On January 7, 2021, the Department of Labor (DOL) published a final rule to clarify the standard for independent contractors under the Fair Labor Standards Act (FLSA). The rule will take effect on March 8, 2021 and will make it easier for employers to classify workers as independent contractors. This rule will also allow employers to provide certain benefits to independent contractors, provided that the independent contractor benefits differ from those of the employees.
As written, the FLSA does not define the term “independent contractor.” Because of this omission, courts look to the economic dependence of independent contractors by using a multi-factor test. The biggest factor in this multi-factor test is known as the “economic realities test,” which considers five factors to determine the economic reality of whether the worker is dependent on a potential employer, and thus an employee, or whether the employee is in business for herself, and thus an independent contractor.
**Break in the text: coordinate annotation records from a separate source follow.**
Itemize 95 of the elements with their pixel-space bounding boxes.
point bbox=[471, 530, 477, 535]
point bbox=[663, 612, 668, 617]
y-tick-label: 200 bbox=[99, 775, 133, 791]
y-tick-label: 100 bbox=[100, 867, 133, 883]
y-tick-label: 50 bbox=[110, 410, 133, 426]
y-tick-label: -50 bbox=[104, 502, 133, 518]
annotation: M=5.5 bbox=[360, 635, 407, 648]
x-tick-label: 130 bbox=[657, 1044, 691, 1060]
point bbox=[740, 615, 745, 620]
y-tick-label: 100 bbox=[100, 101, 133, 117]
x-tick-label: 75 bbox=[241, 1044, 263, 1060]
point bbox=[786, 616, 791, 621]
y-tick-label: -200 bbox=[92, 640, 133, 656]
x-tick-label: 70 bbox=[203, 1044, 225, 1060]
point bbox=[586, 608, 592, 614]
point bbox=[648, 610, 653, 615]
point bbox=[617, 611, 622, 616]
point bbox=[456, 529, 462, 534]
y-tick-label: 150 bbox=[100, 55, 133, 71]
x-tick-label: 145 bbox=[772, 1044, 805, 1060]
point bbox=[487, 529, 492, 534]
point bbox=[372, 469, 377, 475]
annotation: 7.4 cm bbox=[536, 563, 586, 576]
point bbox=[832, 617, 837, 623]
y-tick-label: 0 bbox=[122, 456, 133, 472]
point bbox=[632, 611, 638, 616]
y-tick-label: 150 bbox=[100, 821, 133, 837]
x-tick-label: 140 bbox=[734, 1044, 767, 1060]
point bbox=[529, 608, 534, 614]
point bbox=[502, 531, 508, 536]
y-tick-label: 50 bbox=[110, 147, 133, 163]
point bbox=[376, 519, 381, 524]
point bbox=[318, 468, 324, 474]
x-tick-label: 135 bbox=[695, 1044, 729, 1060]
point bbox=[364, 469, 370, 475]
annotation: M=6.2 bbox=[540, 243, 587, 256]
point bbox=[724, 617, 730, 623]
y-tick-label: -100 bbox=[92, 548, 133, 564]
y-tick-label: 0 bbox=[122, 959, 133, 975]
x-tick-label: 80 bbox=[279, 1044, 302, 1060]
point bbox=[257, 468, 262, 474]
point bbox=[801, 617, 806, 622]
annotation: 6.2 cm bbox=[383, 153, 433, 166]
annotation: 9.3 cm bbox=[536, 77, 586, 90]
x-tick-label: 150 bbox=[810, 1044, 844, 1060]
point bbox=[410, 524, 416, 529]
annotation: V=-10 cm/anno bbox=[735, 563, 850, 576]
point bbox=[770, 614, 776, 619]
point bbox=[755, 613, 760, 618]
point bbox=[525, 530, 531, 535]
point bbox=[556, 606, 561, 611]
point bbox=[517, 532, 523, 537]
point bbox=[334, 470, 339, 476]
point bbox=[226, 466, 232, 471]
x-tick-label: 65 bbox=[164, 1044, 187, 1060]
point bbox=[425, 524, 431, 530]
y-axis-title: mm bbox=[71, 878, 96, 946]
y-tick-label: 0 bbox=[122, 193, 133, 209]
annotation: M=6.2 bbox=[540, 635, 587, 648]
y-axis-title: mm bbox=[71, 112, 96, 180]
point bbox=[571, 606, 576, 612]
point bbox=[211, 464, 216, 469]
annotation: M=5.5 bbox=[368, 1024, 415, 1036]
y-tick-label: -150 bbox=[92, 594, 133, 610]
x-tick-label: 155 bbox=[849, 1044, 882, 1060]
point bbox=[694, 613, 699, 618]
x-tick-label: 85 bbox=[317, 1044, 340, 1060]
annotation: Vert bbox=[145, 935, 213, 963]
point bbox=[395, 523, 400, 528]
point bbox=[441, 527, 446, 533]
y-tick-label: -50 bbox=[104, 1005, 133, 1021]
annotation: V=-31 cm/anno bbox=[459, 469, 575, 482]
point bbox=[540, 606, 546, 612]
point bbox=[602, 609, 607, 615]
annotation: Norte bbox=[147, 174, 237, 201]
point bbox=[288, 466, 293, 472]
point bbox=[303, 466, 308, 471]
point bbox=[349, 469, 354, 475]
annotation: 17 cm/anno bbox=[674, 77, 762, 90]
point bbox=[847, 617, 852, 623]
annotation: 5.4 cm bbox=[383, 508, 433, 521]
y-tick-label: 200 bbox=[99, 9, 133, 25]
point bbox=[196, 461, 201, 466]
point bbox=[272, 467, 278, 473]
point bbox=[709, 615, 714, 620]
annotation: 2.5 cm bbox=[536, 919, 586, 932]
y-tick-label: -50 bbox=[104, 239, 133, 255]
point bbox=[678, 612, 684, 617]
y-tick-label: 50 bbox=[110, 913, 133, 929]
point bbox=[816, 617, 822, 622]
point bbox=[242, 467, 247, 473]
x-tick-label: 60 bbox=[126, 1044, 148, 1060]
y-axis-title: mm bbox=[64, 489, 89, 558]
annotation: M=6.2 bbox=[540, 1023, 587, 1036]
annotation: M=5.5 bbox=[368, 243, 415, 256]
Under the new rule, the DOL affirmed the economic realities test to classify independent contractors. The rule categorizes two of the five factors as “core factors” that carry greater weight in the analysis – (i) the nature and degree of the worker’s control over the work and (ii) the worker’s opportunity for profit or loss. The other three factors of the test serve as guideposts in the analysis. Of significance, the DOL has expressly declined to adopt either the common law control test commonly used in some states or the strict ABC test used in California.
1. Core Factor One: Nature and Degree of the Worker’s Control Over the Work
The DOL specified certain considerations in favor of classifying an individual as an independent contractor. These factors include whether the worker sets his or her own schedule, chooses assignments, works without supervision, and/or is able to work for others.
On the other hand, the rule establishes that requiring the worker to comply with legal obligations, health and safety standards, carry insurance, and meet deadlines or quality controls standards would facilitate the classification as an employee.
2. Core Factor Two: Worker’s Opportunity for Profit or Loss
The DOL also clarified that the second control factor will turn on the worker’s exercise of initiative regarding management and expenditures. However, the worker does not need the ability to control his or her opportunity for profit or loss to be classified as an independent contractor.
3. Remaining “Guidepost” Factors
The remaining three factors in the economic realities test to be considered are:
- (iii) the amount of skill required for the work,
- (iv) the degree of permanence of the working relationship between the worker and the potential employer, and
- (v) whether the work is part of an integrated unit of production.
The DOL also added that other factors, in addition to the five economic realities factors, may also be relevant in classifying a worker to the extent that the factor indicates whether the individual is in business for herself or whether the individual is economically dependent upon the employer. The DOL notes that these additional factors will vary case-to-case and are unlikely to outweigh either of the two core factors.
In sum, the DOL’s final rule clarifies that employers should consider the actual practices of the individual, rather than what is contractually required of the individual, when determining whether a worker is classified as an independent contractor or an employee.
Moreover, the rule opens the door to allowing employers to provide benefits for independent contractors without impacting the employment status of those individuals. Employers that decide to provide benefits to independent contractors should ensure that all aspects of the contractor relationship remain intact and that there is some recognizable difference between the two benefit plans.
It is currently unclear whether or how the Biden administration will revise or repeal the new rule. Varnum will monitor this and provide an update should anything change.